We start by instantiating the estimator. For the estimator we need:
- `entry_point`: The path of the training script
- `base_job_name`: The name of the job
- `instance_type`: The type of training instance you want to use
- `instance_count`: The number of training instances to use
- `framework_version`: The version of pytorch you want in your training instance
- `py_version`: The version of Python you want in your training instance

In [2]:
estimator = PyTorch(
    entry_point="hpo.py",
    role=role,
    py_version='py39',
    framework_version="1.8",
    instance_count=1,
    instance_type="ml.m5.large"
)

NameError: name 'PyTorch' is not defined

TODO
How many images do we have?
How do we justify the hyperparameters?
Do we need to incorporate epocs?
Do we need to incorporate the domain?

The hyperparameters we want to tune are specified in a dictionary as shown below:

In [None]:
hyperparameter_ranges = {
    "lr": ContinuousParameter(0.001, 0.1),
    "batch-size": CategoricalParameter([32, 64, 128, 256, 512]),
}

We also need to specify the metric that we are trying to optimize for and how Sagemaker can identify it from the training logs. Since we are optimizing for loss, our objective needs to be minimized. Other metrics like accuracy will need to be maximized.

In [None]:
objective_metric_name = "average test loss"
objective_type = "Minimize"
metric_definitions = [{"Name": "average test loss", "Regex": "Test set: Average loss: ([0-9\\.]+)"}]

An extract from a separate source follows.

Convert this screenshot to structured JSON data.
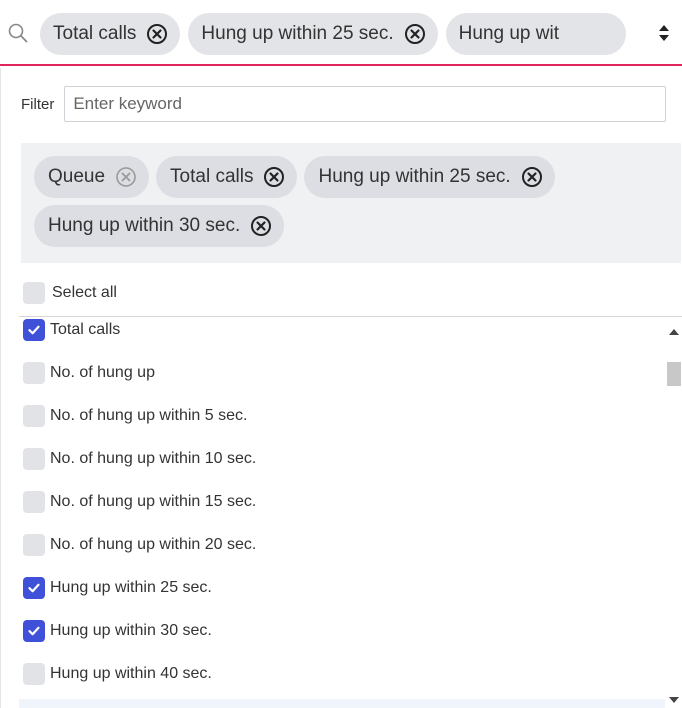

Having this we instanciate the `tuner` object:

In [None]:
tuner = HyperparameterTuner(
    estimator,
    objective_metric_name,
    hyperparameter_ranges,
    metric_definitions,
    max_jobs=4,
    max_parallel_jobs=2,
    objective_type=objective_type,
)

We fit the hyperparameter tuner:

In [None]:
tuner.fit({"training": BUCKET_DATA_PATH}) # TODO: check how this works in practice

Get the best estimators and the best Hyperparameters:

In [None]:
tuner.best_training_job()

In [None]:
best_estimator = tuner.best_estimator()
best_estimator

Get the hyperparameters of the best trained model

In [None]:
best_estimator.hyperparameters()

## Model Profiling and Debugging
Using the best hyperparameters, create and finetune a new model

We will need to use the `train_model.py` script to perform model profiling and debugging.

In [None]:
# TODO: Set up debugging and profiling rules and hooks

In [None]:
# TODO: Create and fit an estimator

estimator = # TODO: Your estimator here

In [None]:
# TODO: Plot a debugging output.

**TODO**: Is there some anomalous behaviour in your debugging output? If so, what is the error and how will you fix it?  
**TODO**: If not, suppose there was an error. What would that error look like and how would you have fixed it?

In [None]:
# TODO: Display the profiler output

## Model Deploying

In [None]:
predictor=estimator.deploy(initial_instance_count=1, instance_type="ml.t2.medium") 

In [None]:
# TODO: Run an prediction on the endpoint

image = # TODO: Your code to load and preprocess image to send to endpoint for prediction
response = predictor.predict(image)

In [None]:
# TODO: Remember to shutdown/delete your endpoint once your work is done
predictor.delete_endpoint()